The graph command has the option to recover components (technical multiplets) into smaller components using community detection to find and remove problematic edges. (See --multiplet_recovery). The information to keep track of the original and newly recovered components are stored in a file (components_recovered.csv).

Cell-calling, filtering, and annotation

Output files
  • pixelator

    • annotate
      • <sample-id>.dataset.pxl
      • <sample-id>.meta.json: Command invocation metadata.
      • <sample-id>.rank_vs_size.png
      • <sample-id>.raw_components_metrics.csv
      • <sample-id>.report.json: Statistics for the analysis step.
      • <sample-id>.umap.png
    • logs
      • <sample-id>.pixelator-annotate.log: pixelator log output.

This step uses the pixelator single-cell annotate command.

The annotate command takes as input the edge list (CSV) file generated in the graph command. It parses, and filters the edgelist to find putative cells, and it will generate a pxl file containing the edgelist, and an (AnnData object)[https://anndata.readthedocs.io/en/latest/] as well as some useful metadata.

Downstream analysis

Output files
  • pixelator

    • analysis

      • <sample-id>.dataset.pxl: PXL file with the analysis results added to it.
      • <sample-id>.meta.json: Command invocation metadata.
      • <sample-id>.report.json: Statistics for the analysis step.
    • logs

      • <sample-id>.pixelator-analysis.log: pixelator log output.

This step uses the pixelator single-cell analysis command. Downstream analysis is performed on the pxl file generated by the previous stage. The results of the analysis is added to the pxl file.

Currently, the following analysis are performed:

  • polarization scores (enable with --compute_polarization)
  • co-localization scores (enable with --compute_colocalization)

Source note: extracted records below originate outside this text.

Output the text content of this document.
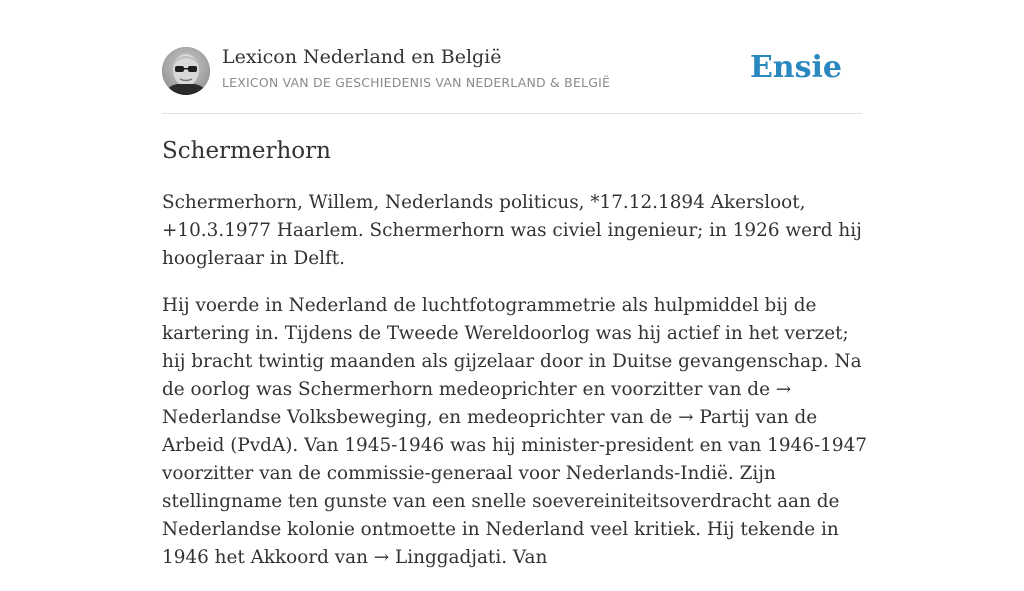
Lexicon Nederland en België
LEXICON VAN DE GESCHIEDENIS VAN NEDERLAND & BELGIË	Ensie
Schermerhorn

Schermerhorn, Willem, Nederlands politicus, *17.12.1894 Akersloot, +10.3.1977 Haarlem. Schermerhorn was civiel ingenieur; in 1926 werd hij hoogleraar in Delft.

Hij voerde in Nederland de luchtfotogrammetrie als hulpmiddel bij de kartering in. Tijdens de Tweede Wereldoorlog was hij actief in het verzet; hij bracht twintig maanden als gijzelaar door in Duitse gevangenschap. Na de oorlog was Schermerhorn medeoprichter en voorzitter van de → Nederlandse Volksbeweging, en medeoprichter van de → Partij van de Arbeid (PvdA). Van 1945-1946 was hij minister-president en van 1946-1947 voorzitter van de commissie-generaal voor Nederlands-Indië. Zijn stellingname ten gunste van een snelle soevereiniteitsoverdracht aan de Nederlandse kolonie ontmoette in Nederland veel kritiek. Hij tekende in 1946 het Akkoord van → Linggadjati. Van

Each analysis can be disabled by using respectively --compute_polarization false or --compute_colocalization false. This entire step can also be skipped using the --skip_analysis option.

Generate reports

Output files
  • pixelator
    • report
      • <sample-id>_report.html: Pixelator summary report.
    • logs
      • <sample-id>.pixelator-report.log: Pixelator log output.

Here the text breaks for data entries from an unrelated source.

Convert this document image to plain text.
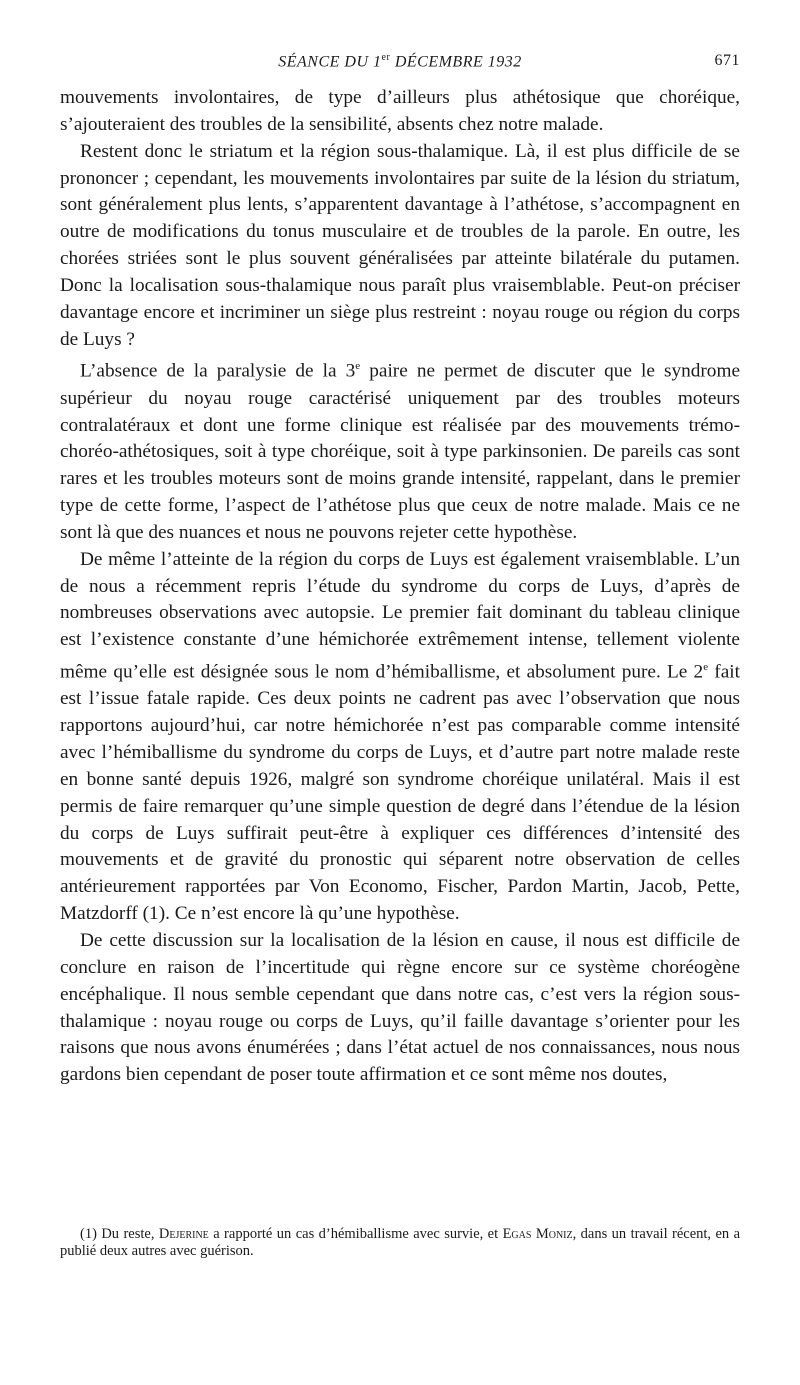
SÉANCE DU 1er DÉCEMBRE 1932	671

mouvements involontaires, de type d’ailleurs plus athétosique que choréique, s’ajouteraient des troubles de la sensibilité, absents chez notre malade.

Restent donc le striatum et la région sous-thalamique. Là, il est plus difficile de se prononcer ; cependant, les mouvements involontaires par suite de la lésion du striatum, sont généralement plus lents, s’apparentent davantage à l’athétose, s’accompagnent en outre de modifications du tonus musculaire et de troubles de la parole. En outre, les chorées striées sont le plus souvent généralisées par atteinte bilatérale du putamen. Donc la localisation sous-thalamique nous paraît plus vraisemblable. Peut-on préciser davantage encore et incriminer un siège plus restreint : noyau rouge ou région du corps de Luys ?

L’absence de la paralysie de la 3e paire ne permet de discuter que le syndrome supérieur du noyau rouge caractérisé uniquement par des troubles moteurs contralatéraux et dont une forme clinique est réalisée par des mouvements trémo-choréo-athétosiques, soit à type choréique, soit à type parkinsonien. De pareils cas sont rares et les troubles moteurs sont de moins grande intensité, rappelant, dans le premier type de cette forme, l’aspect de l’athétose plus que ceux de notre malade. Mais ce ne sont là que des nuances et nous ne pouvons rejeter cette hypothèse.

De même l’atteinte de la région du corps de Luys est également vraisemblable. L’un de nous a récemment repris l’étude du syndrome du corps de Luys, d’après de nombreuses observations avec autopsie. Le premier fait dominant du tableau clinique est l’existence constante d’une hémichorée extrêmement intense, tellement violente même qu’elle est désignée sous le nom d’hémiballisme, et absolument pure. Le 2e fait est l’issue fatale rapide. Ces deux points ne cadrent pas avec l’observation que nous rapportons aujourd’hui, car notre hémichorée n’est pas comparable comme intensité avec l’hémiballisme du syndrome du corps de Luys, et d’autre part notre malade reste en bonne santé depuis 1926, malgré son syndrome choréique unilatéral. Mais il est permis de faire remarquer qu’une simple question de degré dans l’étendue de la lésion du corps de Luys suffirait peut-être à expliquer ces différences d’intensité des mouvements et de gravité du pronostic qui séparent notre observation de celles antérieurement rapportées par Von Economo, Fischer, Pardon Martin, Jacob, Pette, Matzdorff (1). Ce n’est encore là qu’une hypothèse.

De cette discussion sur la localisation de la lésion en cause, il nous est difficile de conclure en raison de l’incertitude qui règne encore sur ce système choréogène encéphalique. Il nous semble cependant que dans notre cas, c’est vers la région sous-thalamique : noyau rouge ou corps de Luys, qu’il faille davantage s’orienter pour les raisons que nous avons énumérées ; dans l’état actuel de nos connaissances, nous nous gardons bien cependant de poser toute affirmation et ce sont même nos doutes,

(1) Du reste, Dejerine a rapporté un cas d’hémiballisme avec survie, et Egas Moniz, dans un travail récent, en a publié deux autres avec guérison.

This step uses the pixelator single-cell report command. This step will collect metrics and outputs generated by previous stages and generate a report in HTML format for each sample.

This step can be skipped using the --skip_report option.

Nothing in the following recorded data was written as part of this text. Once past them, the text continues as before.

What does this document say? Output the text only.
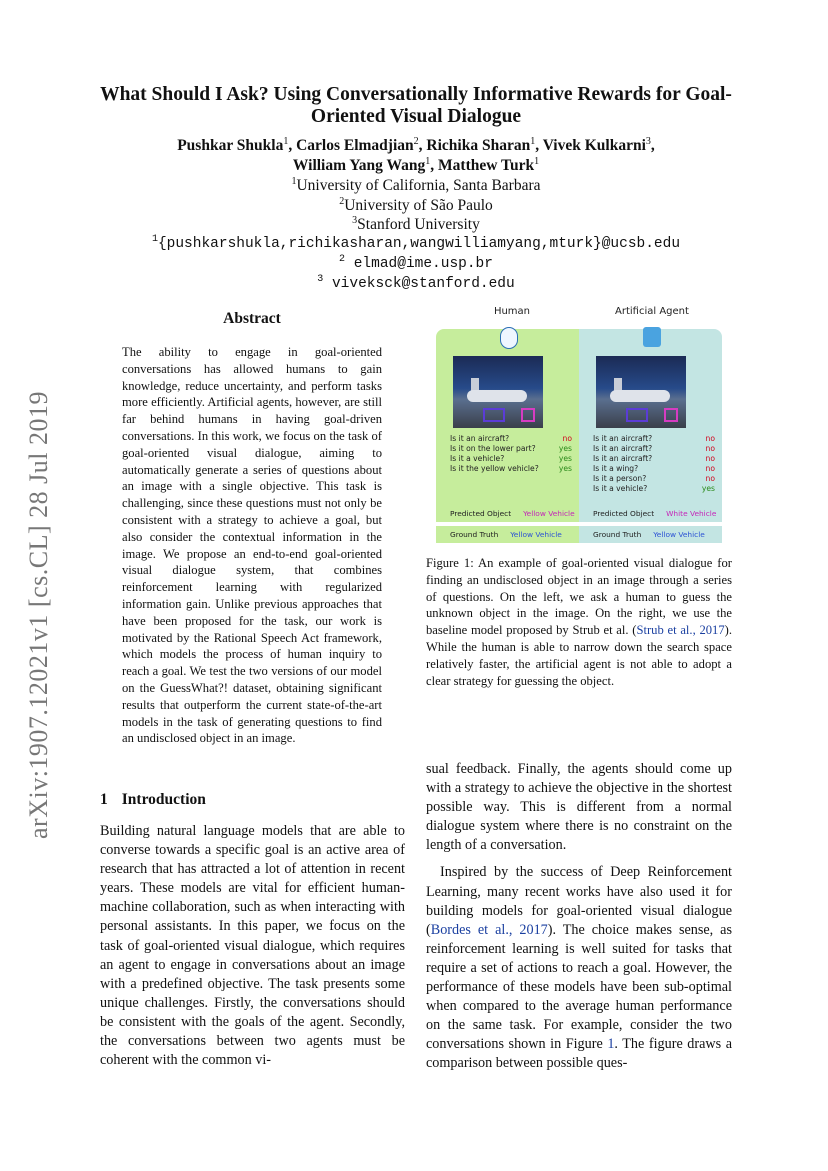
arXiv:1907.12021v1 [cs.CL] 28 Jul 2019
What Should I Ask? Using Conversationally Informative Rewards for Goal-Oriented Visual Dialogue
Pushkar Shukla$^1$, Carlos Elmadjian$^2$, Richika Sharan$^1$, Vivek Kulkarni$^3$,
William Yang Wang$^1$, Matthew Turk$^1$
$^1$University of California, Santa Barbara
$^2$University of São Paulo
$^3$Stanford University
$^1${pushkarshukla,richikasharan,wangwilliamyang,mturk}@ucsb.edu
$^2$ elmad@ime.usp.br
$^3$ viveksck@stanford.edu
Abstract
The ability to engage in goal-oriented conversations has allowed humans to gain knowledge, reduce uncertainty, and perform tasks more efficiently. Artificial agents, however, are still far behind humans in having goal-driven conversations. In this work, we focus on the task of goal-oriented visual dialogue, aiming to automatically generate a series of questions about an image with a single objective. This task is challenging, since these questions must not only be consistent with a strategy to achieve a goal, but also consider the contextual information in the image. We propose an end-to-end goal-oriented visual dialogue system, that combines reinforcement learning with regularized information gain. Unlike previous approaches that have been proposed for the task, our work is motivated by the Rational Speech Act framework, which models the process of human inquiry to reach a goal. We test the two versions of our model on the GuessWhat?! dataset, obtaining significant results that outperform the current state-of-the-art models in the task of generating questions to find an undisclosed object in an image.
1 Introduction
Building natural language models that are able to converse towards a specific goal is an active area of research that has attracted a lot of attention in recent years. These models are vital for efficient human-machine collaboration, such as when interacting with personal assistants. In this paper, we focus on the task of goal-oriented visual dialogue, which requires an agent to engage in conversations about an image with a predefined objective. The task presents some unique challenges. Firstly, the conversations should be consistent with the goals of the agent. Secondly, the conversations between two agents must be coherent with the common vi-

sual feedback. Finally, the agents should come up with a strategy to achieve the objective in the shortest possible way. This is different from a normal dialogue system where there is no constraint on the length of a conversation.

Inspired by the success of Deep Reinforcement Learning, many recent works have also used it for building models for goal-oriented visual dialogue (Bordes et al., 2017). The choice makes sense, as reinforcement learning is well suited for tasks that require a set of actions to reach a goal. However, the performance of these models have been sub-optimal when compared to the average human performance on the same task. For example, consider the two conversations shown in Figure 1. The figure draws a comparison between possible ques-

Human	Artificial Agent
Is it an aircraft?	no
Is it on the lower part?	yes
Is it a vehicle?	yes
Is it the yellow vehicle?	yes
Is it an aircraft?	no
Is it an aircraft?	no
Is it an aircraft?	no
Is it a wing?	no
Is it a person?	no
Is it a vehicle?	yes
Predicted Object Yellow Vehicle Predicted Object White Vehicle
Ground Truth Yellow Vehicle	Ground Truth Yellow Vehicle
Figure 1: An example of goal-oriented visual dialogue for finding an undisclosed object in an image through a series of questions. On the left, we ask a human to guess the unknown object in the image. On the right, we use the baseline model proposed by Strub et al. (Strub et al., 2017). While the human is able to narrow down the search space relatively faster, the artificial agent is not able to adopt a clear strategy for guessing the object.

More information on the report can be found in the pixelator documentation

Pipeline information

Output files
  • pipeline_info/
    • Reports generated by Nextflow: execution_report.html, execution_timeline.html, execution_trace.txt and pipeline_dag.dot/pipeline_dag.svg.
    • Reports generated by the pipeline: pipeline_report.html, pipeline_report.txt and software_versions.yml. The pipeline_report* files will only be present if the --email / --email_on_fail parameter’s are used when running the pipeline.
    • Reformatted samplesheet files used as input to the pipeline: samplesheet.valid.csv.
    • Metadata file with software versions, environment information and pipeline configuration for debugging: metadata.json
    • Parameters used by the pipeline run: params.json.

Nextflow provides excellent functionality for generating various reports relevant to the running and execution of the pipeline. This will allow you to troubleshoot errors with the running of the pipeline, and also provide you with other information such as launch commands, run times and resource usage.